One very important aspect of creating a model is to ensure its predictions are accurate. A way we can test it is to set some portion of the data aside that we will use for evaluation as opposed to learning. In this case we use 20% of the data randomly selected for evaluation.

We also specify that the label for each images can be derived from the directory that they are in. Finally we aim to apply a transform to the images, to standardize them in a way that helps the training of the model.

dls.show_batch(max_n=6)

A good way to check if our datablock is setup correctly is to show a batch images, in this case six, from our datablock. This can give us a set of images, such as the one below, that we can visually inspect before we start our learning.

A batch of six images from our dataset of ships that we have labelled either a Star Wars ship or a Star Trek ship.
learn = vision_learner(dls, resnet18, metrics=error_rate)
learn.fine_tune(3)

The above two lines kick off the actual learning, i.e. the creation of a model that can differentiate between a ship from Star Wars and Star Trek, based on our setup of the datablock. One of the great things for image based models is that there are pre-trained models that exist, such as resnet18 that have been trained on a lot of images. This means that we do not have to start our image learning from scratch. Instead we can use this existing model as a starting point and fine tune it to our task at hand: the recognition of the right class of spaceship.
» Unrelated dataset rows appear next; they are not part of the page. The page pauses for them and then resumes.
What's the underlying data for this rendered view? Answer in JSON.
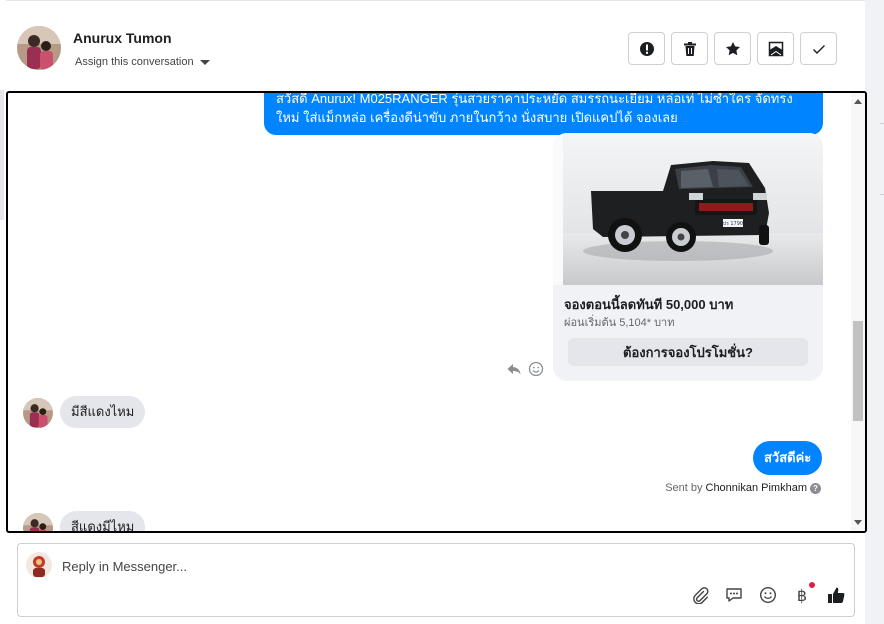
{
  "header": {
    "contact_name": "Anurux Tumon",
    "assign_label": "Assign this conversation",
    "actions": [
      {
        "name": "spam",
        "icon": "alert-circle-icon"
      },
      {
        "name": "delete",
        "icon": "trash-icon"
      },
      {
        "name": "star",
        "icon": "star-icon"
      },
      {
        "name": "mark-unread",
        "icon": "mail-unread-icon"
      },
      {
        "name": "done",
        "icon": "check-icon"
      }
    ]
  },
  "thread": {
    "outgoing_promo": {
      "line1": "สวัสดี Anurux! M025RANGER รุ่นสวยราคาประหยัด สมรรถนะเยี่ยม หล่อเท่ ไม่ซ้ำใคร จัดทรงใหม่ ใส่แม็กหล่อ เครื่องดีน่าขับ ภายในกว้าง นั่งสบาย เปิดแคปได้ จองเลย"
    },
    "card": {
      "title": "จองตอนนี้ลดทันที  50,000 บาท",
      "subtitle": "ผ่อนเริ่มต้น 5,104* บาท",
      "cta": "ต้องการจองโปรโมชั่น?",
      "plate": "ปร 1790"
    },
    "incoming_1": "มีสีแดงไหม",
    "outgoing_reply": "สวัสดีค่ะ",
    "sent_by_prefix": "Sent by",
    "sent_by_agent": "Chonnikan Pimkham",
    "help_mark": "?",
    "incoming_2": "สีแดงมีไหม"
  },
  "composer": {
    "placeholder": "Reply in Messenger...",
    "baht_symbol": "฿"
  },
  "colors": {
    "messenger_blue": "#0084ff",
    "bubble_gray": "#e4e6eb",
    "notification_red": "#e41e3f"
  }
}
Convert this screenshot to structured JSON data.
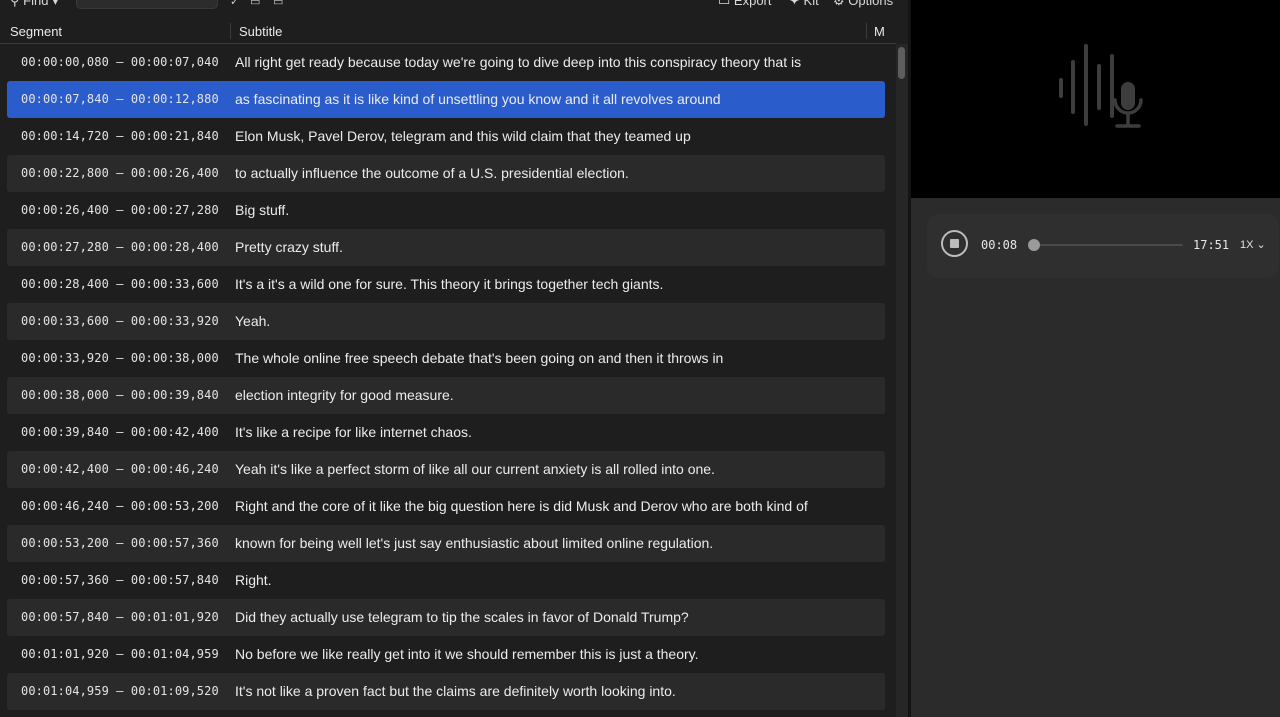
{
  "toolbar": {
    "find_label": "Find",
    "export_label": "Export",
    "kit_label": "Kit",
    "options_label": "Options"
  },
  "table": {
    "columns": [
      "Segment",
      "Subtitle",
      "M"
    ],
    "rows": [
      {
        "time": "00:00:00,080 – 00:00:07,040",
        "text": "All right get ready because today we're going to dive deep into this conspiracy theory that is"
      },
      {
        "time": "00:00:07,840 – 00:00:12,880",
        "text": "as fascinating as it is like kind of unsettling you know and it all revolves around"
      },
      {
        "time": "00:00:14,720 – 00:00:21,840",
        "text": "Elon Musk, Pavel Derov, telegram and this wild claim that they teamed up"
      },
      {
        "time": "00:00:22,800 – 00:00:26,400",
        "text": "to actually influence the outcome of a U.S. presidential election."
      },
      {
        "time": "00:00:26,400 – 00:00:27,280",
        "text": "Big stuff."
      },
      {
        "time": "00:00:27,280 – 00:00:28,400",
        "text": "Pretty crazy stuff."
      },
      {
        "time": "00:00:28,400 – 00:00:33,600",
        "text": "It's a it's a wild one for sure. This theory it brings together tech giants."
      },
      {
        "time": "00:00:33,600 – 00:00:33,920",
        "text": "Yeah."
      },
      {
        "time": "00:00:33,920 – 00:00:38,000",
        "text": "The whole online free speech debate that's been going on and then it throws in"
      },
      {
        "time": "00:00:38,000 – 00:00:39,840",
        "text": "election integrity for good measure."
      },
      {
        "time": "00:00:39,840 – 00:00:42,400",
        "text": "It's like a recipe for like internet chaos."
      },
      {
        "time": "00:00:42,400 – 00:00:46,240",
        "text": "Yeah it's like a perfect storm of like all our current anxiety is all rolled into one."
      },
      {
        "time": "00:00:46,240 – 00:00:53,200",
        "text": "Right and the core of it like the big question here is did Musk and Derov who are both kind of"
      },
      {
        "time": "00:00:53,200 – 00:00:57,360",
        "text": "known for being well let's just say enthusiastic about limited online regulation."
      },
      {
        "time": "00:00:57,360 – 00:00:57,840",
        "text": "Right."
      },
      {
        "time": "00:00:57,840 – 00:01:01,920",
        "text": "Did they actually use telegram to tip the scales in favor of Donald Trump?"
      },
      {
        "time": "00:01:01,920 – 00:01:04,959",
        "text": "No before we like really get into it we should remember this is just a theory."
      },
      {
        "time": "00:01:04,959 – 00:01:09,520",
        "text": "It's not like a proven fact but the claims are definitely worth looking into."
      }
    ],
    "selected_index": 1
  },
  "player": {
    "current_time": "00:08",
    "total_time": "17:51",
    "progress": 0.007,
    "speed": "1X"
  },
  "preview": {
    "icon": "audio-waveform-microphone-icon"
  },
  "colors": {
    "selection": "#2b5ccc",
    "background": "#1e1e1e",
    "alt_row": "#2a2a2a"
  }
}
Here we just do 3 iterations of fine tuning. The output from this fine tuning can be seen below. The results will vary for each run of fine tuning, but this will hopefully illustrate the process:

epoch	train_loss	valid_loss	error_rate	time
0	1.236515	0.963507	0.323944	00:07
epoch	train_loss	valid_loss	error_rate	time
0	0.531795	0.751966	0.281690	00:10
1	0.419798	0.844729	0.225352	00:10
2	0.312620	0.631814	0.197183	00:10

In this case model was trained on desktop with a GPU but doing this on Colab is also very fast. We can get an error rate at around 0.2 with this setup which is good enough for our short article. That said it would be interesting exercise for the future to see how we could get this error rate down or to examine what are the examples where the model finds it difficult to predict the right category.
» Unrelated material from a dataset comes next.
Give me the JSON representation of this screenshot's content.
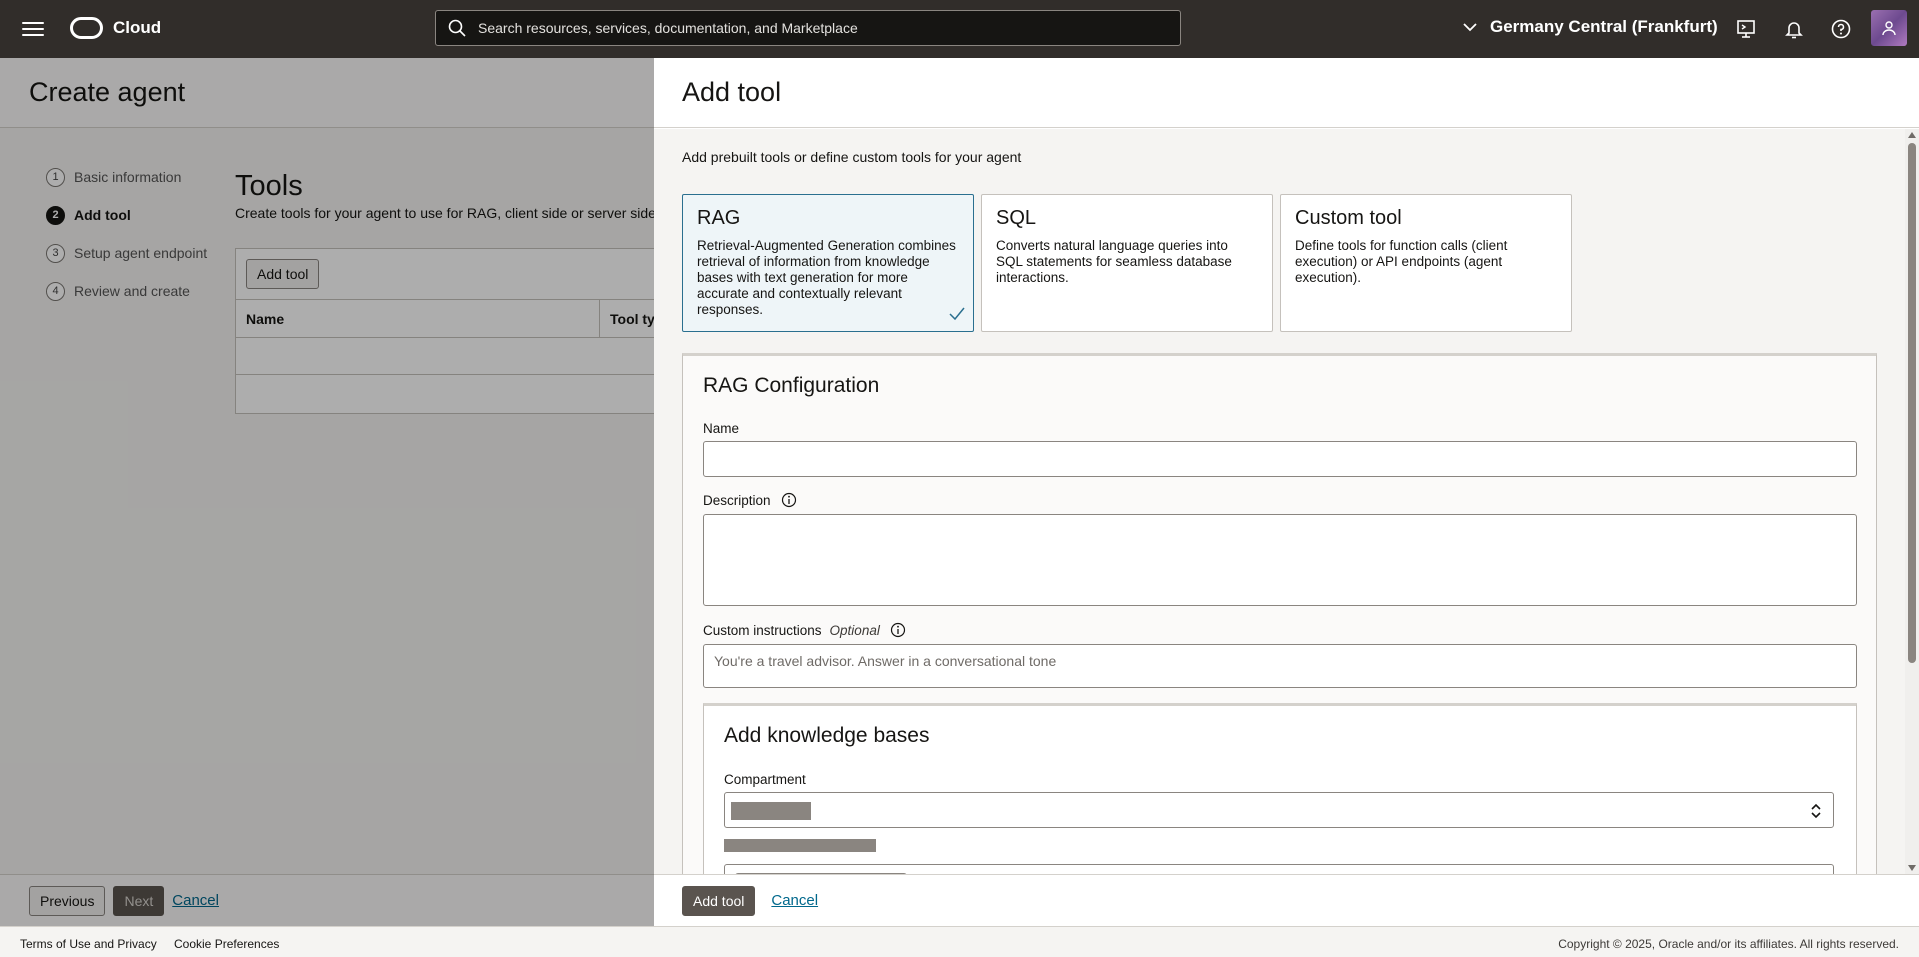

Now that we learned our model we would like to put it to use by giving it an image to classify. We have two options on how to do this:

uploader = widgets.FileUpload()
uploader

When using a notebook we can have a widget with a file selector, with which we can upload the image we would like to classify.
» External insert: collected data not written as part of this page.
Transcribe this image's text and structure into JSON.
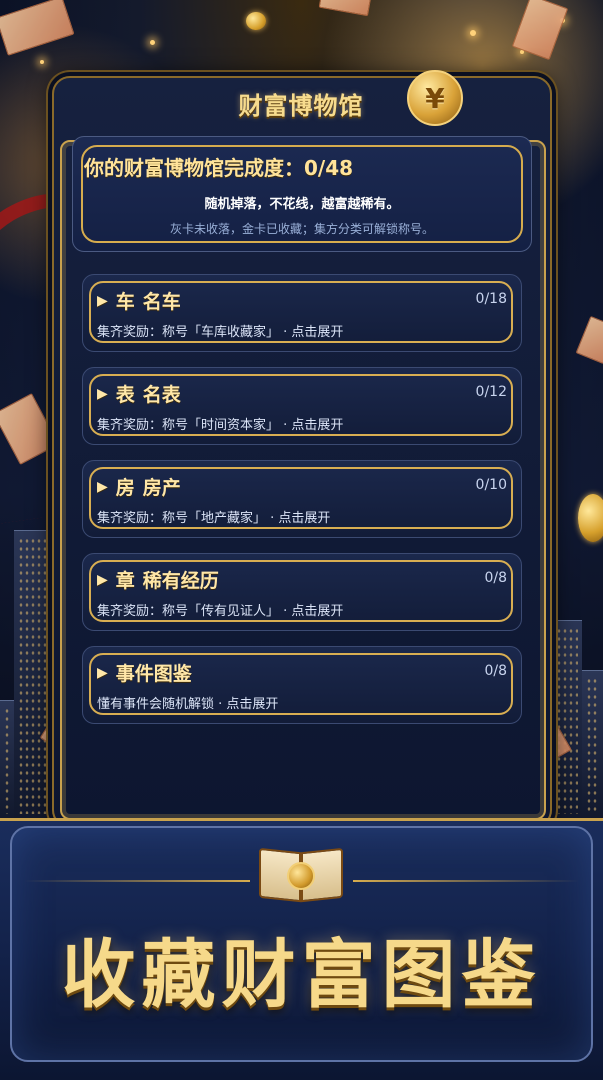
{
  "header": {
    "title": "财富博物馆",
    "coin_symbol": "¥"
  },
  "progress": {
    "title": "你的财富博物馆完成度：0/48",
    "line1": "随机掉落，不花线，越富越稀有。",
    "line2": "灰卡未收落，金卡已收藏；集方分类可解锁称号。"
  },
  "categories": [
    {
      "icon": "▶",
      "short": "车",
      "name": "名车",
      "count": "0/18",
      "desc": "集齐奖励：称号「车库收藏家」 · 点击展开"
    },
    {
      "icon": "▶",
      "short": "表",
      "name": "名表",
      "count": "0/12",
      "desc": "集齐奖励：称号「时间资本家」 · 点击展开"
    },
    {
      "icon": "▶",
      "short": "房",
      "name": "房产",
      "count": "0/10",
      "desc": "集齐奖励：称号「地产藏家」 · 点击展开"
    },
    {
      "icon": "▶",
      "short": "章",
      "name": "稀有经历",
      "count": "0/8",
      "desc": "集齐奖励：称号「传有见证人」 · 点击展开"
    },
    {
      "icon": "▶",
      "short": "事件图鉴",
      "name": "",
      "count": "0/8",
      "desc": "懂有事件会随机解锁 · 点击展开"
    }
  ],
  "banner": {
    "title": "收藏财富图鉴"
  },
  "colors": {
    "gold": "#d6ac4e",
    "panel_bg": "#16213f",
    "banner_bg": "#1a2d5c"
  }
}
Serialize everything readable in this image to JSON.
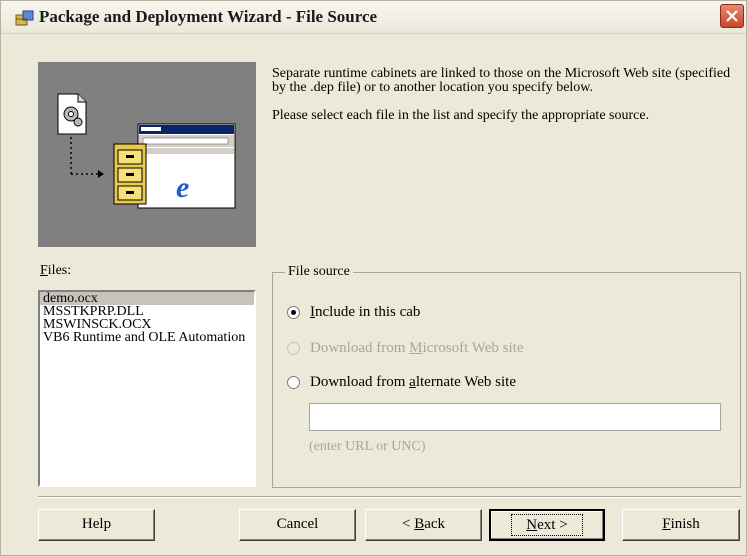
{
  "window": {
    "title": "Package and Deployment Wizard - File Source",
    "icon": "package-wizard-icon",
    "close_icon": "close-icon"
  },
  "illustration": {
    "description_icons": [
      "gear-document-icon",
      "file-cabinet-icon",
      "internet-explorer-icon"
    ]
  },
  "description": {
    "paragraph1": "Separate runtime cabinets are linked to those on the Microsoft Web site (specified by the .dep file) or to another location you specify below.",
    "paragraph2": "Please select each file in the list and specify the appropriate source."
  },
  "files": {
    "label_accel": "F",
    "label_rest": "iles:",
    "items": [
      {
        "name": "demo.ocx",
        "selected": true
      },
      {
        "name": "MSSTKPRP.DLL",
        "selected": false
      },
      {
        "name": "MSWINSCK.OCX",
        "selected": false
      },
      {
        "name": "VB6 Runtime and OLE Automation",
        "selected": false
      }
    ]
  },
  "file_source": {
    "title": "File source",
    "option_include": {
      "accel": "I",
      "rest": "nclude in this cab",
      "checked": true,
      "enabled": true
    },
    "option_microsoft": {
      "before": "Download from ",
      "accel": "M",
      "after": "icrosoft Web site",
      "checked": false,
      "enabled": false
    },
    "option_alternate": {
      "before": "Download from ",
      "accel": "a",
      "after": "lternate Web site",
      "checked": false,
      "enabled": true
    },
    "url_value": "",
    "hint": "(enter URL or UNC)"
  },
  "buttons": {
    "help": "Help",
    "cancel": "Cancel",
    "back_prefix": "< ",
    "back_accel": "B",
    "back_rest": "ack",
    "next_accel": "N",
    "next_rest": "ext >",
    "finish_accel": "F",
    "finish_rest": "inish"
  },
  "colors": {
    "dialog_bg": "#ece9d8",
    "close_button": "#d9573c",
    "selected_row": "#c6c3bb",
    "disabled_text": "#a8a5a0"
  }
}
uploader = SimpleNamespace(data = ['images/stardestroyer.jpeg'])
# uploader = SimpleNamespace(data = ['images/enterprise.webp'])

We can otherwise just load in the image from our (local) drive as well. Here one line is commented out so we could quickly switch between two options for images.

img = PILImage.create(uploader.data[0])
is_star_wars,_,probs = learn.predict(img)
print(f"What ship is this?: {is_star_wars}.")
print(f"Probability it's a star wars ship: {probs[1].item():.6f}")
print(f"Probability it's a star trek ship: {probs[0].item():.6f}")

The final part is taking the image that we now added and asking the learned model to predict what kind of ship it is. With the above code we will print out both the category of the ship as well as the probabilities attached to the category. This will give an indication of how confident the model is in the prediction.

If we use the image of a Star Destroyer from Star Wars, that is displayed on the left at the start of this article, our model will predict with very high confidence that it is a ship from Star Wars.

What ship is this?: star wars ship.
Probability it's a star wars ship: 0.999536
Probability it's a star trek ship: 0.000464

Similarly, if we use the image of Enterprise from Star Trek, the model will have classify it correctly with very high probabilities.

What ship is this?: star trek ship.
Probability it's a star wars ship: 0.000007
Probability it's a star trek ship: 0.999993

In both cases the model can classify these iconic spaceships really well. It is really cool to see how little code is required to create and use a model for these type of predictions with fast.ai, which I think it is pretty amazing. I can not recommend the book/course Practical Deep Learning for Coders enough and will definitely hope to dive deeper as I go along.